Not that Hollywood was devoid of any new ideas, 2015 saw new directors make their debut while Pixar continued to prove why nobody can tell a story quite like them, even if their latter effort fell short of the mark.
With Oscar season on the horizon, the heavy hitters are being released yet I felt this year was more about spectacle, excitement and fun. I’m a fan of all cinema including low-budget indies, and while Slow West and MacBeth are must see films, they are omitted from this list as I lean towards this year’s blockbusters.
Star Wars: The Force Awakens
It didn’t take long for the knives to come out for the long awaited sequel to Return of the Jedi. Was it just a rehash of Episode IV, was Rey a Mary Sue, why does Han insist a parsec is a measurement of time? The majority didn’t care and with good reason. More than just a nostalgia trip, J.J. Abrams ensured that Disney’s first entry to the Star Wars saga was an exhilarating and thrill packed ride that appealed to old and new audiences.
Kingsman: The Secret Service
Matthew Vaughan’s comic book flick injected some life into the British spy genre. Based on the comic by Mark Millar, Kingsman is ultra-violent, controversial and an incredible amount of fun. Colin Firth turns in his best performance in years while the relatively unknown Taron Egerton is captivating and charismatic as the young delinquent turned superspy. It’s silly and over the top yet it’s layered with enough depth to keep you interested beyond the bloodshed. Worth seeing for the Church scene alone.
Joel Edgerton decides to step in front of the camera for his directorial debut. The Gift is a rarity for top films of 2015 as it’s based off of an original screenplay, also by Edgerton. It’s creepy, tense and a little absurd towards the end but it’s a compelling thriller. Jason Bateman shrugs off the funny man routine to help create a hateful character. There are many twists to be had resulting in a shocking climax that you can’t help but suppress a twisted smile at.
Mad Max: Fury Road
One of the most talked about films of the year, but for some of the wrong reasons. Like Star Wars The Force Awakens, Mad Max Fury Road was a sequel/reboot of a much-loved franchise that managed to piss off a lot of fanboys by daring to have a strong female character. Charlize Theron is the star of this gas-fuelled maelstrom of carnage while Tom Hardy’s Max offers more of a supporting role. Non-stop from start to finish, Fury Road is an insane roller coaster that delivered quite the cinematic experience.
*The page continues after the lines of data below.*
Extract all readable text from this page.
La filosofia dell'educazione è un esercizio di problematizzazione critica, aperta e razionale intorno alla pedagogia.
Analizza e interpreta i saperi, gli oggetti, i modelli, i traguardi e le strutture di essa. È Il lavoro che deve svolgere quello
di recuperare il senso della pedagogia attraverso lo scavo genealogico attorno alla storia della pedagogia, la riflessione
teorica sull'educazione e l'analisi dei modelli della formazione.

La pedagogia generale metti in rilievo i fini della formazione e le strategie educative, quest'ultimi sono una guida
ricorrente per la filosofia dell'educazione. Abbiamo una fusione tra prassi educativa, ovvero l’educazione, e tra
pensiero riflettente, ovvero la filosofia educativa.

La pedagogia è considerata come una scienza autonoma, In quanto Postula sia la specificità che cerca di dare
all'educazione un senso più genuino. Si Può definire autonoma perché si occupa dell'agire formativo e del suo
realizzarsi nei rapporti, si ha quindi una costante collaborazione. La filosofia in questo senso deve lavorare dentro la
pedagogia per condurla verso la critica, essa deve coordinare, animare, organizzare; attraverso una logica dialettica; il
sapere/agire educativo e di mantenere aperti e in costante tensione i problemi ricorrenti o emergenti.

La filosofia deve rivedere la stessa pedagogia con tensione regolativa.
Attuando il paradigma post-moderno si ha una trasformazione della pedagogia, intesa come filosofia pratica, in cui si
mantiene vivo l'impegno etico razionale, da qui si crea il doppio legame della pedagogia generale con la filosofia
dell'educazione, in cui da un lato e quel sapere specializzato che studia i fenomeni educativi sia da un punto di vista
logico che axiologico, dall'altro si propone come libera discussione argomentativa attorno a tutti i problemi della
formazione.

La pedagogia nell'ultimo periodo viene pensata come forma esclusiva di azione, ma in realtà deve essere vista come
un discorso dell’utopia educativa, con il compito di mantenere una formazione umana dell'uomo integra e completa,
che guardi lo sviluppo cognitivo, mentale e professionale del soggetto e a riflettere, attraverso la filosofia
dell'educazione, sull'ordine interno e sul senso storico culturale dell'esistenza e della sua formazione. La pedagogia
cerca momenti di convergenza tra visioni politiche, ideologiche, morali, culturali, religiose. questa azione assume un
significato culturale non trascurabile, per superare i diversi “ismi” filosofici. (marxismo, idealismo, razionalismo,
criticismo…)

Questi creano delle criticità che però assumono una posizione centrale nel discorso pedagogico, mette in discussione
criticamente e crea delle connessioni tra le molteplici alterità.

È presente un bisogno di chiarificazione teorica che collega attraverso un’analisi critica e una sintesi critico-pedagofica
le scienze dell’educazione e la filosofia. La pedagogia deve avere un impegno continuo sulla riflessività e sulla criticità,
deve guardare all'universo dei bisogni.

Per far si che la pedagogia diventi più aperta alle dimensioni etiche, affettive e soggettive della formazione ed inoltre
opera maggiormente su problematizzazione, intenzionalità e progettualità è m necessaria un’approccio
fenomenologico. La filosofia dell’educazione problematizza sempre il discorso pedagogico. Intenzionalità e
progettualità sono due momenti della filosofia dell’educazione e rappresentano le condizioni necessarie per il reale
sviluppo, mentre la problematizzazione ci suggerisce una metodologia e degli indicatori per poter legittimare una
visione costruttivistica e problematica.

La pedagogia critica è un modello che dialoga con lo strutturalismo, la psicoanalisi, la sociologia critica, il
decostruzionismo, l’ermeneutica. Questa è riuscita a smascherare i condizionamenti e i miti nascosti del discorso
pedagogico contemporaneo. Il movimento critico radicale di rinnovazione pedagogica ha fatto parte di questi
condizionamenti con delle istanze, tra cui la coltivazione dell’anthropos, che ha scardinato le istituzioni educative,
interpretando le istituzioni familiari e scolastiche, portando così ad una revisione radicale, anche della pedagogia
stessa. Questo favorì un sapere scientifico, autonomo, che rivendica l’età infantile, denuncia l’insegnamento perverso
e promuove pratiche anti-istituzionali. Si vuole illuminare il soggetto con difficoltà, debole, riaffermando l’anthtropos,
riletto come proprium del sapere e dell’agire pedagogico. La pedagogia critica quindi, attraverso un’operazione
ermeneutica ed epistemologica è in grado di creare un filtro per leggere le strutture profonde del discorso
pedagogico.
It’s easy to argue that Pixar has never made a bad film, however it’s also easy to make the case that their output in recent years has been below their usual standard. That was all rectified when Inside Out hit screens and reduced adults to sniveling messes as they were forced to relive their childhood onscreen. A wondrous film with stunning animation to complement its beautiful script. There are many laughs to be had but Inside Out cuts deep in a manner not seen from the company since Toy Story 3. No other film released this year came close to evoking the same emotions while telling a wonderful story with such charming simplicity.